Elis saía do palco – extenuada - em nossa direção, quando Hermeto a pegou pelo braço e a levou à força de volta ao palco, sentou ao piano e começou a tocar Garota de Ipanema, que Elis havia jurado jamais cantar. Porém, não houve como escapar. Plantada no meio do palco, o público em paroxismo, ela acabou interpretando também Asa Branca.
Eu nunca tinha ouvido Hermeto tocar piano solo, nem ouvido um piano tão bonito... Elis, por sua vez, deu uma performance à altura da provocação do Hermeto, e a jam session ficou tão emocionante que até hoje considero que faz parte dos grandes momentos da música brasileira.
Depois do show, jantando no restaurante do cassino, perguntei baixinho a Elis o que havia sucedido:
- Quando pisei no palco, lembrei que a Ella Fitzgerald tinha pisado dois dias antes naquele mesmo chão, lembrei que sou filha de uma lavadeira... Eu fiquei transtornada e queria morrer!

André Midani foi, durante os anos 1960 aos 90, o mais importante dos executivos da indústria fonográfica brasileira.
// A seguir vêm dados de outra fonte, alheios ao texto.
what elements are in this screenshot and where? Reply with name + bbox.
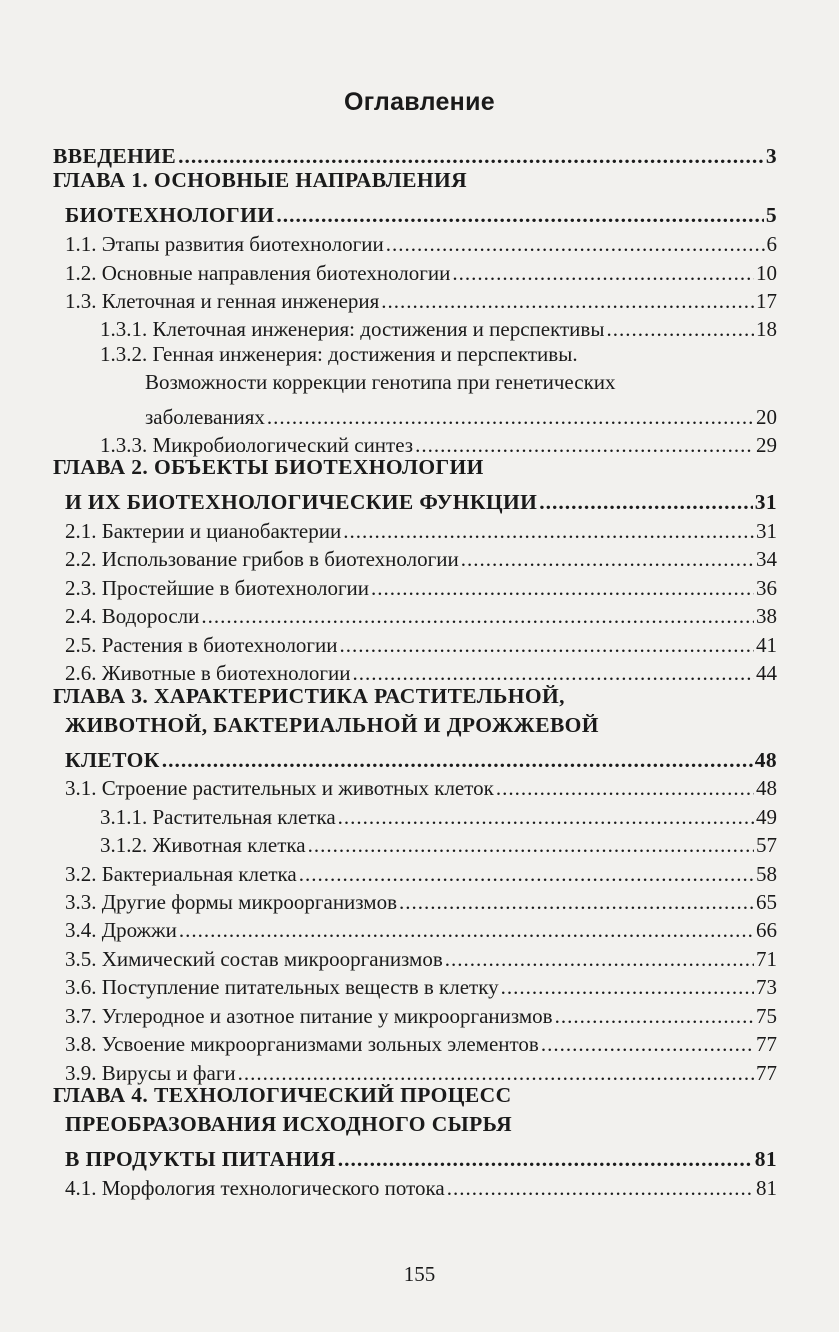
toc-entry-title: Возможности коррекции генотипа при генетических [145,370,616,394]
toc-entry[interactable] [65,513,777,543]
toc-entry[interactable] [53,684,777,714]
toc-entry[interactable] [65,570,777,600]
toc-entry-title: 3.5. Химический состав микроорганизмов [65,947,443,971]
toc-entry-title: 2.3. Простейшие в биотехнологии [65,576,370,600]
toc-entry[interactable] [65,969,777,999]
toc-entry-page: 41 [756,633,777,657]
toc-entry-title: КЛЕТОК [65,748,160,772]
toc-entry-page: 71 [756,947,777,971]
toc-entry[interactable] [100,311,777,341]
toc-entry-title: 2.2. Использование грибов в биотехнологии [65,547,459,571]
toc-entry-page: 17 [756,289,777,313]
toc-entry-page: 48 [754,748,777,772]
toc-entry[interactable] [65,226,777,256]
toc-entry-title: ГЛАВА 2. ОБЪЕКТЫ БИОТЕХНОЛОГИИ [53,455,484,479]
toc-entry-title: 1.2. Основные направления биотехнологии [65,261,451,285]
leader-dots [445,947,754,971]
toc-entry-continuation[interactable] [145,399,777,429]
toc-entry-page: 65 [756,890,777,914]
leader-dots [541,1032,754,1056]
leader-dots [415,433,754,457]
leader-dots [539,490,752,514]
leader-dots [299,862,754,886]
toc-entry[interactable] [65,770,777,800]
toc-entry-title: 3.4. Дрожжи [65,918,177,942]
leader-dots [178,144,764,168]
toc-entry[interactable] [65,541,777,571]
leader-dots [179,918,754,942]
toc-entry[interactable] [65,655,777,685]
leader-dots [276,203,764,227]
toc-entry[interactable] [65,283,777,313]
toc-entry-title: И ИХ БИОТЕХНОЛОГИЧЕСКИЕ ФУНКЦИИ [65,490,538,514]
toc-entry-page: 75 [756,1004,777,1028]
toc-entry-page: 77 [756,1061,777,1085]
toc-entry-title: 3.8. Усвоение микроорганизмами зольных элементов [65,1032,539,1056]
toc-entry[interactable] [65,484,777,514]
toc-entry-page: 31 [754,490,777,514]
toc-entry[interactable] [65,856,777,886]
toc-entry-title: 2.4. Водоросли [65,604,200,628]
toc-entry[interactable] [53,1083,777,1113]
toc-entry[interactable] [65,941,777,971]
toc-entry-title: 3.1. Строение растительных и животных клеток [65,776,494,800]
toc-entry-page: 58 [756,862,777,886]
leader-dots [501,975,754,999]
toc-entry-title: 3.9. Вирусы и фаги [65,1061,236,1085]
toc-entry[interactable] [100,827,777,857]
leader-dots [162,748,753,772]
toc-entry-title: 3.2. Бактериальная клетка [65,862,297,886]
toc-entry-continuation[interactable] [65,1141,777,1171]
toc-entry-title: 3.6. Поступление питательных веществ в клетку [65,975,499,999]
leader-dots [308,833,754,857]
page-title: Оглавление [344,88,495,116]
toc-entry-page: 44 [756,661,777,685]
toc-entry[interactable] [65,598,777,628]
leader-dots [555,1004,754,1028]
toc-entry[interactable] [65,884,777,914]
toc-entry-title: БИОТЕХНОЛОГИИ [65,203,275,227]
toc-entry-page: 81 [756,1176,777,1200]
toc-entry-page: 36 [756,576,777,600]
toc-entry-page: 77 [756,1032,777,1056]
toc-entry[interactable] [65,998,777,1028]
toc-entry[interactable] [100,799,777,829]
leader-dots [238,1061,754,1085]
leader-dots [267,405,754,429]
toc-entry-title: 3.1.1. Растительная клетка [100,805,336,829]
toc-entry[interactable] [65,255,777,285]
toc-entry-title: ЖИВОТНОЙ, БАКТЕРИАЛЬНОЙ И ДРОЖЖЕВОЙ [65,713,599,737]
leader-dots [340,633,754,657]
toc-entry[interactable] [65,1055,777,1085]
toc-entry-page: 48 [756,776,777,800]
leader-dots [338,1147,753,1171]
toc-entry-continuation [65,1112,777,1142]
toc-entry-title: 1.3.2. Генная инженерия: достижения и перспективы. [100,342,578,366]
toc-entry-title: 4.1. Морфология технологического потока [65,1176,445,1200]
toc-entry-title: 1.3.3. Микробиологический синтез [100,433,414,457]
toc-entry-page: 18 [756,317,777,341]
toc-entry-page: 49 [756,805,777,829]
toc-entry-title: 1.3.1. Клеточная инженерия: достижения и перспективы [100,317,605,341]
toc-entry-title: В ПРОДУКТЫ ПИТАНИЯ [65,1147,336,1171]
leader-dots [201,604,754,628]
toc-entry-page: 81 [754,1147,777,1171]
toc-entry[interactable] [100,342,777,372]
toc-entry-title: ПРЕОБРАЗОВАНИЯ ИСХОДНОГО СЫРЬЯ [65,1112,513,1136]
toc-entry-title: 2.6. Животные в биотехнологии [65,661,351,685]
toc-entry[interactable] [53,168,777,198]
toc-entry-title: 3.7. Углеродное и азотное питание у микроорганизмов [65,1004,553,1028]
toc-entry-page: 57 [756,833,777,857]
leader-dots [452,261,754,285]
toc-entry[interactable] [65,197,777,227]
toc-entry-continuation[interactable] [65,742,777,772]
leader-dots [352,661,754,685]
toc-entry-page: 66 [756,918,777,942]
leader-dots [461,547,754,571]
toc-entry-title: 2.5. Растения в биотехнологии [65,633,338,657]
toc-entry[interactable] [65,627,777,657]
toc-entry[interactable] [100,427,777,457]
toc-entry-page: 3 [765,144,777,168]
leader-dots [371,576,754,600]
toc-entry-page: 34 [756,547,777,571]
toc-entry-title: 1.3. Клеточная и генная инженерия [65,289,380,313]
toc-entry-title: 3.3. Другие формы микроорганизмов [65,890,398,914]
toc-entry-title: ВВЕДЕНИЕ [53,144,177,168]
toc-entry-title: 3.1.2. Животная клетка [100,833,306,857]
leader-dots [381,289,754,313]
toc-entry-page: 20 [756,405,777,429]
toc-entry-continuation [145,370,777,400]
toc-entry[interactable] [65,912,777,942]
leader-dots [496,776,754,800]
toc-entry-title: 1.1. Этапы развития биотехнологии [65,232,384,256]
toc-entry-title: ГЛАВА 3. ХАРАКТЕРИСТИКА РАСТИТЕЛЬНОЙ, [53,684,565,708]
leader-dots [343,519,754,543]
leader-dots [399,890,754,914]
toc-entry-page: 31 [756,519,777,543]
toc-entry-title: заболеваниях [145,405,265,429]
toc-entry-page: 6 [766,232,777,256]
leader-dots [447,1176,754,1200]
leader-dots [338,805,754,829]
leader-dots [606,317,754,341]
toc-entry-title: ГЛАВА 1. ОСНОВНЫЕ НАПРАВЛЕНИЯ [53,168,468,192]
toc-entry-title: ГЛАВА 4. ТЕХНОЛОГИЧЕСКИЙ ПРОЦЕСС [53,1083,512,1107]
leader-dots [386,232,765,256]
toc-entry-page: 38 [756,604,777,628]
toc-entry-page: 73 [756,975,777,999]
toc-entry[interactable] [53,138,777,168]
toc-entry[interactable] [65,1170,777,1200]
page-number: 155 [403,1262,436,1286]
toc-entry-title: 2.1. Бактерии и цианобактерии [65,519,342,543]
toc-entry-continuation [65,713,777,743]
toc-entry-page: 29 [756,433,777,457]
toc-entry-page: 10 [756,261,777,285]
toc-entry-page: 5 [765,203,777,227]
toc-entry[interactable] [65,1026,777,1056]
toc-entry[interactable] [53,455,777,485]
Ele esteve no nascimento da Bossa Nova, do Tropicalismo, do rock brasileiro nos anos 80.
Um anúncio feito pela gravadora Phonogram, por ele dirigida, nos anos 70, com uma foto com todos os seus artistas, dizia: “Só nos falta o Roberto. Mas ninguém é perfeito”. Todos os mais importantes artistas brasileiros lá estavam.
O livro Música, Ídolos e Poder, em que ele conta, em uma linguagem leve e atraente – Midani era um poço de charme – histórias de sua vida e da música popular brasileira e internacional, é imperdível para quem se interesse pela música popular.
O livro está disponível na Amazon Books por R$ 25,20. Compre, não seja muquirana.
Escolhi este trecho, em que ele conta o episódio da participação de Elis Regina e Hermeto Pascoal no Festival de Montreux de 1979. É emocionante. Mostra porque Elis foi a mais importante das cantoras brasileiras, e, incidentalmente, mostra porque Midani conseguiu reunir tantas estrelas nas gravadoras que dirigiu.
(Hatsuo Fukuda)

Hatsuo Fukuda concorda com Midani: esta jam session foi um dos maiores acontecimentos da música popular brasileira de todos os tempos.